The court heard the pair listed family members as directors and as the company secretary when Turfcraft was registered at Companies House. Both 49-year-old Coard, of Ireshopeburn and Lawson, 37, of Grange Villa, both County Durham, were employed by Interserve which, said Smurthwaite “would never have awarded the contract if it knew the company was operated by one of its employees”.
Turfcraft was given the contract and initially provided a good service, but when cleaning and maintenance standards dropped suspicions were aroused. An investigation showed that in the the two years from 2008, £206,918 had been paid into the bogus company’s bank account. Both Coard and Lawson, who was an Interserve operations director at The Galleries, were said to have only received about £30,000 each from the scam.
Jane Foley, representing Coard, said her client was short of money after her husband was critically injured in a car crash and was tempted when father-of-six Lawson suggested the fraud. “She was a woman with a good reputation at Interserve and is thoroughly ashamed of what she did,” said Foley.
The court heard that Lawson was remorseful and, his counsel claimed, the fraud had left him unemployed and ruined and that his entire family were devastated by the crime.
After pleading guilty to fraud by abuse of position both were given two years in jail, suspended for two years, by a Judge Deborah Sherwin at Newcastle Crown Court.
The judge told them they would almost certainly have gone to prison had it not been for a “delay in the police investigation, which meant a long wait for justice”. Coard was also ordered to complete 100 hours unpaid work under supervision and Lawson 240 hours.
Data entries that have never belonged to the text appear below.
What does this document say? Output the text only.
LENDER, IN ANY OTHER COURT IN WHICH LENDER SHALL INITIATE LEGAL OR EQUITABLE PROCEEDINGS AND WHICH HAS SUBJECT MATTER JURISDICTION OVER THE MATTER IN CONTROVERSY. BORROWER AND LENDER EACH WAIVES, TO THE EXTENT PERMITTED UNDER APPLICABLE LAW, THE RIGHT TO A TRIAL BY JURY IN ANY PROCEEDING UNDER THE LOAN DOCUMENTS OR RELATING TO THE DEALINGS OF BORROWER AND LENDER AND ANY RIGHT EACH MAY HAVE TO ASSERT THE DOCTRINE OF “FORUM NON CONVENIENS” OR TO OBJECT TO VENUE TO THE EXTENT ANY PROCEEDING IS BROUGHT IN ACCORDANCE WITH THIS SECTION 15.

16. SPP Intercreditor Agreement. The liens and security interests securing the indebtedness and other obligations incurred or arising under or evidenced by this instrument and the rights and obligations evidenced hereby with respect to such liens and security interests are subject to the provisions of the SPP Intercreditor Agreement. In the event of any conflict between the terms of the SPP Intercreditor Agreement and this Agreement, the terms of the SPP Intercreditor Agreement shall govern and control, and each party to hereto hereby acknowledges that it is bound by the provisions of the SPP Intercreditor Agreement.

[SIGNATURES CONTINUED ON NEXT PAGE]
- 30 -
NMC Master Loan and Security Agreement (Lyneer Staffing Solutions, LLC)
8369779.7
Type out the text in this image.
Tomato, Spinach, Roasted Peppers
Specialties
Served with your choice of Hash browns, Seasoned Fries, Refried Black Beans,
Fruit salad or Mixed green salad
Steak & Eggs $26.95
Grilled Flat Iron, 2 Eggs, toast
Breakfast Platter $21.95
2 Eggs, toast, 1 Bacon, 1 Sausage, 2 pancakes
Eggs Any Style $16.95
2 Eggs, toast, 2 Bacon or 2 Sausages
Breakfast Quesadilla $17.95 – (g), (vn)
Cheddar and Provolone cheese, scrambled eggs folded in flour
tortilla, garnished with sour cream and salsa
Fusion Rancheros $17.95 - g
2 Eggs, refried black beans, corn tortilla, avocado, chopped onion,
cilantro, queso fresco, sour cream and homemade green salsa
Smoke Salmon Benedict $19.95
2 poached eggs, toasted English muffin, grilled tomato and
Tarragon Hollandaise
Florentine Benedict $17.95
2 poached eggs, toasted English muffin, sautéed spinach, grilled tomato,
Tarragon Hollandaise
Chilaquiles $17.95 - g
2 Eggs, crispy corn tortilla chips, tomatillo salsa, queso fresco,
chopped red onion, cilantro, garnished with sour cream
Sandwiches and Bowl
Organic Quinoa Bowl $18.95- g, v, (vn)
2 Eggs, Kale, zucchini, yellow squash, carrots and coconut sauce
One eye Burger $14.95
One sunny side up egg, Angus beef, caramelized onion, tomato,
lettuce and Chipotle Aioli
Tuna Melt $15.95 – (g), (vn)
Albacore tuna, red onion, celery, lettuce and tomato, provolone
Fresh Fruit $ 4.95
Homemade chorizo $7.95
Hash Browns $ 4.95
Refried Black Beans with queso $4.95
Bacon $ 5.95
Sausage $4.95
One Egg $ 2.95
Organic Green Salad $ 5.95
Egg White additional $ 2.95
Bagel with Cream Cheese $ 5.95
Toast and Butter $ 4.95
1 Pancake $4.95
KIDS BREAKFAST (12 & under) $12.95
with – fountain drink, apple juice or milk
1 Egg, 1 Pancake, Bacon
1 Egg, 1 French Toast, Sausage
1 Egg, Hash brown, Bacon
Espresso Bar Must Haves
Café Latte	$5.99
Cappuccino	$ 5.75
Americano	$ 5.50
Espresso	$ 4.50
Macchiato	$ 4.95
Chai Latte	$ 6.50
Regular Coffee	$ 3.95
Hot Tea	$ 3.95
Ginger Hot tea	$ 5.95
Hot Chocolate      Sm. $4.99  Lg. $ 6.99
The suspended prison terms were immediately criticised by one solicitor as “disproportionate” to the size of the fraud. “I have a client who has been warned he faces going to prison for a theft involving one tenth of what this pair embezzled,” said the lawyer, who could not be named because of client confidentiality.
“Here we have people in trusted, senior positions who take hundreds of thousands of pounds and walk away with their freedom,” he added. “I think they should consider themselves very lucky for getting excessively lenient sentences.”